Uno, due e tre squilli: risponde. Genova-Roma non sono proprio due metri, e noi volevamo sentirli prima del live (16 marzo @Qube Roma) questi bei ragazzi genovesi. Mi risponde Maurizio, la voce degli Ex-Otago.
Partiamo dall’inizio, perché Ex-Otago?
M: Quindici anni fa, quando ci siamo formati, vedemmo questo film “Scarfies”, da non confondere con Scar Face, ambientato in Nuova Zelanda dove c’era questa squadra di rugby che si chiamava appunto Otago, che incredibilmente riusciva a vincere il campionato di massima serie.
Ci aveva colpito il concetto di come alcuni ragazzi “scappati di casa” riuscivano a far parlare di sé. Così nacquero gli Otago, facevamo un genere particolare: un po’ punk, jazz, funky con influenze americane e sudafricane con un tocco di hip hop in mezzo. Eravamo un po’ strambi. Ci siamo subito resi conto, dopo un quarto d’ora, che era qualcosa di non accettato, un genere un po’ troppo di ricerca, e ci siamo sciolti.
E da lì in poi abbiamo fatto pop, tutto in quarto d’ora (ride).
Altro che pop, siete punk! Tutto nacque nel 2002 circa, sono quindici anni che suonate in giro per l’Italia e non solo. In questo album si nota, sì un’evoluzione, ma anche un ritorno a casa dopo un lungo viaggio “In capo al mondo”. Si percepiscono versi più riflessivi e introspettivi diversi dalla leggerezza e la spensieratezza che vi contraddistingueva negli scorsi album…
M: Gli Ex-Otago in quanto genovesi doc hanno quest’anima sempre malinconica, purtroppo il genovese è fatto così! Gode delle cose belle della vita, ma mentre ne gode pensa già a quando finiranno…è quello che mi piace definire il “genovesismo” e se usato con parsimonia e cautela può regalare anche cose interessanti. E’quell’agrodolce caratteristico degli Ex-Otago.
A dir la verità un po’ di malinconia l’abbiamo sempre avuta, in ogni disco. In Marassi (ultimo disco) forse c’è più contrasto: c’è più allegria e spensieratezza nei suoni e nei testi ci sono note più intime e nostalgiche.
A proposito di suoni, venivamo dall’album precedente pieno di sonorità spesso etniche e particolari. Questo ritorno all’elettronica?

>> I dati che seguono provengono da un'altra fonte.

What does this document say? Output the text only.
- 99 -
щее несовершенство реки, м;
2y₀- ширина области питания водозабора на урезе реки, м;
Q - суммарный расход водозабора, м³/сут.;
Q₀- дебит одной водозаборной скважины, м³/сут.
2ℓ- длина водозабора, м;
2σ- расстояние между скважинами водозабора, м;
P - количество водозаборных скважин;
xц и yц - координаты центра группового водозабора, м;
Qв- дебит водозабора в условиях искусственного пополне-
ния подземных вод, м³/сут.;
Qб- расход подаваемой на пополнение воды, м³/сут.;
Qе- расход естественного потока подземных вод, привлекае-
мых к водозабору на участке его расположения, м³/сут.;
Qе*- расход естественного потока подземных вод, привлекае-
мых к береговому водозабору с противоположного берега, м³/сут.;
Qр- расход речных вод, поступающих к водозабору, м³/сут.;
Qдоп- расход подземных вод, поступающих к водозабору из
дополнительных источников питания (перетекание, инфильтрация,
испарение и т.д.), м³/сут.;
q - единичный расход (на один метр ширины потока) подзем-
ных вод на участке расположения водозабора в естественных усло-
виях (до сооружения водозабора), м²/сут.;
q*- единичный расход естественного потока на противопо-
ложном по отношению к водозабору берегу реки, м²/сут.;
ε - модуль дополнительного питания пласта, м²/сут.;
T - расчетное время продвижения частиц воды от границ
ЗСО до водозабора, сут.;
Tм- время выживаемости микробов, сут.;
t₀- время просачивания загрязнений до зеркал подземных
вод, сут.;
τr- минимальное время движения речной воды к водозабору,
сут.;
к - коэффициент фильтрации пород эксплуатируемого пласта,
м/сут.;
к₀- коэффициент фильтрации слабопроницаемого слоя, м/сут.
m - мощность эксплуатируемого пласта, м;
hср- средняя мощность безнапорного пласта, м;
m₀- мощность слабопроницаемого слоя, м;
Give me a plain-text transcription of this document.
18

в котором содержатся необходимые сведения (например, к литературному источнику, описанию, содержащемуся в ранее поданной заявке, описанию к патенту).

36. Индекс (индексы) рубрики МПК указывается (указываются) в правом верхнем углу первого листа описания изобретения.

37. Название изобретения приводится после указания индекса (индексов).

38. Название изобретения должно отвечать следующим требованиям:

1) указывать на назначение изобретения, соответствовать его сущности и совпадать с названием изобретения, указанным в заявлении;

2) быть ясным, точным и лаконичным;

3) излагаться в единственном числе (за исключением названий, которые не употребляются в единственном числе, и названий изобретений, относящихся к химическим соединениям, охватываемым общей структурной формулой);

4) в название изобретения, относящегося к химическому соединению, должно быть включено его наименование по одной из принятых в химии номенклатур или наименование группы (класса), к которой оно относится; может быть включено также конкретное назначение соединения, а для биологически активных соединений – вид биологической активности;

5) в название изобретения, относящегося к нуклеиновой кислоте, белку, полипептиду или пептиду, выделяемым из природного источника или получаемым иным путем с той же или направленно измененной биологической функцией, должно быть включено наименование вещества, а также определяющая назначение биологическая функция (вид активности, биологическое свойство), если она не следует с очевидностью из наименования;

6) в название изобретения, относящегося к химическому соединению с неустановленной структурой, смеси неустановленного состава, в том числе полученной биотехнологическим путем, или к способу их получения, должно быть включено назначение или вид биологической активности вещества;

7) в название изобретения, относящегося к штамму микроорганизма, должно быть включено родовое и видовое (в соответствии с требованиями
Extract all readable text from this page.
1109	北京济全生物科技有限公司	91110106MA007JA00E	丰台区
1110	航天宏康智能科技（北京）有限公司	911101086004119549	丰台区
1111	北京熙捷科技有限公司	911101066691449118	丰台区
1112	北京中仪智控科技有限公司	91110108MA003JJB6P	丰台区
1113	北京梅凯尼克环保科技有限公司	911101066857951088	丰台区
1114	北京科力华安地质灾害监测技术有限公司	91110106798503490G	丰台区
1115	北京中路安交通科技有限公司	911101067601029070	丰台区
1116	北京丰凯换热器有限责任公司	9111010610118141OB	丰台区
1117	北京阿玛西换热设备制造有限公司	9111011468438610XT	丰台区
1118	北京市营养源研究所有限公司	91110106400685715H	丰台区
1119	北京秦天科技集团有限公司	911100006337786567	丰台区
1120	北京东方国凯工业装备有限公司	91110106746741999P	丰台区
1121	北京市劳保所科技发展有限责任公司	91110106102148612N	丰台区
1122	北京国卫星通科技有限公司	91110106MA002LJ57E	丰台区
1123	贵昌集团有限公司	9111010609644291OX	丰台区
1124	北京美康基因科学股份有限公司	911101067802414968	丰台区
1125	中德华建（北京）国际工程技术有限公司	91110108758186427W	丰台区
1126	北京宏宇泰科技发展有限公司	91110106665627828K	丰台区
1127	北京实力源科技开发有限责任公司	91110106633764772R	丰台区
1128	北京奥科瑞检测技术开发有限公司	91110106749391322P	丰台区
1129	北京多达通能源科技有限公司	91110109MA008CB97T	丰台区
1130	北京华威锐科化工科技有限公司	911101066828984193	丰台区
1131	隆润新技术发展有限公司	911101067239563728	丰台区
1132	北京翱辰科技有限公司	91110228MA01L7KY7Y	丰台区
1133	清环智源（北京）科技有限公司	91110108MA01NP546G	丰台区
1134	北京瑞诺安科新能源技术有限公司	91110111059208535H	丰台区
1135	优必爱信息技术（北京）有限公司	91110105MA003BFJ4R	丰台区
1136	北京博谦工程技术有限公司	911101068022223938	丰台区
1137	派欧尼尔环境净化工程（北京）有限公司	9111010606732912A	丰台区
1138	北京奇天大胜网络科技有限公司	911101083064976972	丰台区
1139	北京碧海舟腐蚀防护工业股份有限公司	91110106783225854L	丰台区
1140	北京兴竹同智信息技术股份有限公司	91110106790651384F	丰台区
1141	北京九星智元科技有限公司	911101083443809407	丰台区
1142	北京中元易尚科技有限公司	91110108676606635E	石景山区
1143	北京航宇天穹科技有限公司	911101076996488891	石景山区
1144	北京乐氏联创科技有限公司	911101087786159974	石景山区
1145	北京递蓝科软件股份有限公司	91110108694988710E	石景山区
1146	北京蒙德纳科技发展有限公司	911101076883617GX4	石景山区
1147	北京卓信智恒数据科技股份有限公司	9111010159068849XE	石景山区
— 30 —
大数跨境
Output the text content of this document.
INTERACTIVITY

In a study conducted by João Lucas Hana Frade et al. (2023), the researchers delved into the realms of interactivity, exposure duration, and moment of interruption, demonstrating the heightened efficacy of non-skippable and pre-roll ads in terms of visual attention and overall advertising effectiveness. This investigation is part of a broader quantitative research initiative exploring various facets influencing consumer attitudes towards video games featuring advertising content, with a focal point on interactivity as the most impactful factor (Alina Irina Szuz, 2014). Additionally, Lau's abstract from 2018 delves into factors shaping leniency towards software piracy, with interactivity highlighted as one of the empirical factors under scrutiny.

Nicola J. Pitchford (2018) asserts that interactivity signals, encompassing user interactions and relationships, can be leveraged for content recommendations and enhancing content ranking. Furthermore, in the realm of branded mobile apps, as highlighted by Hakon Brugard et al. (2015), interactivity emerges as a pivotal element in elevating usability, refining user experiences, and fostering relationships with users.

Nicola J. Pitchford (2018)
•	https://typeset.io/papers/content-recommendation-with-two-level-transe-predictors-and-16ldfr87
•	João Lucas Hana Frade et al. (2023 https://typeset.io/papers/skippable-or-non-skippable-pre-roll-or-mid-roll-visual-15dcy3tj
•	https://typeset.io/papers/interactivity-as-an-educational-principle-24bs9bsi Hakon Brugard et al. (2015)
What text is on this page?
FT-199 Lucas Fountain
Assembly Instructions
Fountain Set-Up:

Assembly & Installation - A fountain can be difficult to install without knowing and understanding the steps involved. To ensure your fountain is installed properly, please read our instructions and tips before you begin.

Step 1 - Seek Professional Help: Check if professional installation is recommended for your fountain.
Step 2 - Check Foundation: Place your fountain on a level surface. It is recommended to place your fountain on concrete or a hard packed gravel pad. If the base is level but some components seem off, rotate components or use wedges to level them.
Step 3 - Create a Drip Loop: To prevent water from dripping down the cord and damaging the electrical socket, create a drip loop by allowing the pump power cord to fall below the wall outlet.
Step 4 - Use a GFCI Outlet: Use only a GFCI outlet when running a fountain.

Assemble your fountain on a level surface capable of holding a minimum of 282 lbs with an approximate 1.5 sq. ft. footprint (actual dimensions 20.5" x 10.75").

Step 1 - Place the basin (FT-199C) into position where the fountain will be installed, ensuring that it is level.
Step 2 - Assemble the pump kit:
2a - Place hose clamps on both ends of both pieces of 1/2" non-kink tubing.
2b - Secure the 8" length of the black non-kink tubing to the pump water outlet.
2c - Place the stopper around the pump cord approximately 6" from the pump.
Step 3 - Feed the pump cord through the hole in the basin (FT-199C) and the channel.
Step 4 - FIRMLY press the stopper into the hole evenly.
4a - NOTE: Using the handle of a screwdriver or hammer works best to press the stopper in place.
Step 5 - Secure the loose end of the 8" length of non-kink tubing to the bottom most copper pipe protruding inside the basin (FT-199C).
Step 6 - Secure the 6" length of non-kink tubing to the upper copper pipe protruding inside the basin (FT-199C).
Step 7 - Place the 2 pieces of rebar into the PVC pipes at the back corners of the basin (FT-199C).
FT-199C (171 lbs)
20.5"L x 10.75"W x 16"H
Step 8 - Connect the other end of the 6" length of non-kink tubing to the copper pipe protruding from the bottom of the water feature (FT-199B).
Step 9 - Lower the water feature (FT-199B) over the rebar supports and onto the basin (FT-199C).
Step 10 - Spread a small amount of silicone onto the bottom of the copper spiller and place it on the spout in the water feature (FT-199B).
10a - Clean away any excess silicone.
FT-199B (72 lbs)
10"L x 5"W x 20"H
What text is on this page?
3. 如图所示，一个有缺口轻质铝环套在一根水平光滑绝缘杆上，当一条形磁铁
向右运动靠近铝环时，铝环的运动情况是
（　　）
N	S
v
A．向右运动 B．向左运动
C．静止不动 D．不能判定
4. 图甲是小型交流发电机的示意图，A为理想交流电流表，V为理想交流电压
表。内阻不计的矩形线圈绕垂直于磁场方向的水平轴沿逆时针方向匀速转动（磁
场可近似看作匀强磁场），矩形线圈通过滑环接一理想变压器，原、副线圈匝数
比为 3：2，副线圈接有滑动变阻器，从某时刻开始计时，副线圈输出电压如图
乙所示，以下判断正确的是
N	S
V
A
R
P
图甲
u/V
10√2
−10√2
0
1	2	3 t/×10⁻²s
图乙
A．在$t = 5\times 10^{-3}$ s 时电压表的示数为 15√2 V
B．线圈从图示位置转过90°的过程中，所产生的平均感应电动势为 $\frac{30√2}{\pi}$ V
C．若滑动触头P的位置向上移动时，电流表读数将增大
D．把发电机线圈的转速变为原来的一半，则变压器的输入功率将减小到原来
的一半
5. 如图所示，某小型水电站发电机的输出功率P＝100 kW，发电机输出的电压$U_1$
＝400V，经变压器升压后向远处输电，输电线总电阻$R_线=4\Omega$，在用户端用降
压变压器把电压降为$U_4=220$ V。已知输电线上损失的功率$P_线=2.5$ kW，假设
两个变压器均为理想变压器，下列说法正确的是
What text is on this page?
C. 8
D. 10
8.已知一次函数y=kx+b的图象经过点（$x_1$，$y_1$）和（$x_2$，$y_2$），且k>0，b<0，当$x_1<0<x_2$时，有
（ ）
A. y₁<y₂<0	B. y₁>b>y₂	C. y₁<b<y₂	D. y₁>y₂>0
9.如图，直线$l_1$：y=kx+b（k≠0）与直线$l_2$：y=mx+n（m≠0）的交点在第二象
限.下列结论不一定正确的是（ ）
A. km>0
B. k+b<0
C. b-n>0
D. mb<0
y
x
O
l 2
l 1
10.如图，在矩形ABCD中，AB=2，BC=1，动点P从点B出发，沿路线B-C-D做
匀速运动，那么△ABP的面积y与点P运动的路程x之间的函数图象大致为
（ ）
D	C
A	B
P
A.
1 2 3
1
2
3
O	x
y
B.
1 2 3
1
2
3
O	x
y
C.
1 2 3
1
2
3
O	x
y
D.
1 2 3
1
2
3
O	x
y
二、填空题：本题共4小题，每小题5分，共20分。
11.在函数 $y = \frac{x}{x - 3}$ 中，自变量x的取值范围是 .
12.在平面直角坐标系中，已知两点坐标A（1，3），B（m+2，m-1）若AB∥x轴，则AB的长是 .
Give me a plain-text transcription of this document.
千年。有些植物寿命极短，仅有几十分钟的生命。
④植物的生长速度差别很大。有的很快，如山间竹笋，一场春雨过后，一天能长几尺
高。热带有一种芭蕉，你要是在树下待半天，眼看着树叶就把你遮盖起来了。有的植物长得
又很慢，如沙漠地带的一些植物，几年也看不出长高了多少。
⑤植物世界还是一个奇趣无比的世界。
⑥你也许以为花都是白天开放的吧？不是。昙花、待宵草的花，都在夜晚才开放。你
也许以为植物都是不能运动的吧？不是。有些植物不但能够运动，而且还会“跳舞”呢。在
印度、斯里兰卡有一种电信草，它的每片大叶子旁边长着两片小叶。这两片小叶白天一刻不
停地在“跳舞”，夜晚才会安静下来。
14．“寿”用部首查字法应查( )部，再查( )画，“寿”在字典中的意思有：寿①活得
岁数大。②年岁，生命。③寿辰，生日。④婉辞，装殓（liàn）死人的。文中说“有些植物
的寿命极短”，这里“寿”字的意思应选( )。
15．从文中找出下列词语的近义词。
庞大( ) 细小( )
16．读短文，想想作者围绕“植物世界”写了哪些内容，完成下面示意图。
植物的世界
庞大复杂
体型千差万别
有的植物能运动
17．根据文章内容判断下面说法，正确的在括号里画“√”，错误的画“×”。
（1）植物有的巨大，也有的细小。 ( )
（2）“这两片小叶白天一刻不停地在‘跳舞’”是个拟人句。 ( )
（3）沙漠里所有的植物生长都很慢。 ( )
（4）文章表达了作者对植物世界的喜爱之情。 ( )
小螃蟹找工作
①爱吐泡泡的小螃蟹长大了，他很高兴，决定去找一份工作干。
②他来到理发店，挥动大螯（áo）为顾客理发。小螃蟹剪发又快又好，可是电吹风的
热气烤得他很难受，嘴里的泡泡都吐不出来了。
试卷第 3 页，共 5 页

M: Nasce dalla voglia di tornare a casa. Il disco precedente In capo al mondo ci ha portato in giro sia col furgone che con le sperimentazioni musicali e di scrittura, regalandoci tantissime soddisfazioni. Bene, Marassi è tutto il contrario. E’come lo studente che va in erasmus sei mesi e ne ha le palle piene, poi torna indietro e si rende conto che la sua provincia o il suo paesello non è poi così male e riesce a trovare una dimensione bella anche lì. A volte si va chissà dove per trovare chissà cosa e in realtà poi ce l’hai a un metro. Marassi è proprio così, è la narrazione delle cose più comuni, vicine e abbordabili che avevamo.
Dalla semplicità poi ne è uscito un grandissimo lavoro…
M: Senza dubbio, le piccole cose sono quelle che ci fanno svoltare le giornate.
Qualcosa di divertente che vi è successo durante la produzione di Marassi?
M: Di cose simpatiche ne sono successe tanti, a parte che a Marassi (che è un quartiere della periferia di Genova) siamo diventati delle star (ride). Eravamo in macchina, o meglio, con il furgone Ex-Otago e in una via si era fermato il camion dell’immondizia creando un casino di fila. E mentre eravamo lì ad aspettare abbiamo visto diverse persone che sono scese dalle macchine per venirci ad abbracciare a dirci “bravi ragazzi!” facendo aumentare la fila. E siamo stati felici, perché voleva dire che eravamo riusciti a parlare proprio a tutti, anche alle persone più diverse tra loro.
“Gli occhi della luna” è diventato un singolo/hit. Come è nata la collaborazione con Jack la furia?
M: E’nata in maniera molto naturale. Lui ci ha scritto perché si era innamorato del disco (Marassi), e ci ha chiesto di collaborare. Noi col rap qualcosina avevamo fatto, prima avevamo un componente del gruppo che faceva “rap sbilenco”, e abbiamo detto: perché no?
Poi a Milano abbiamo fatto una data in cui è venuto anche lui, ed è venuta una figata. Abbiamo semplicemente provato a dare spazio a questa cosa e ha funzionato da matti!
Anche da dietro un telefono si percepiscono l’allegria e l’amore per la musica di questo fantastico gruppo. Niente impegni per giovedì: gli Ex-Otago arrivano a Roma ad infiammare il palco del Qube. Siamo già lì.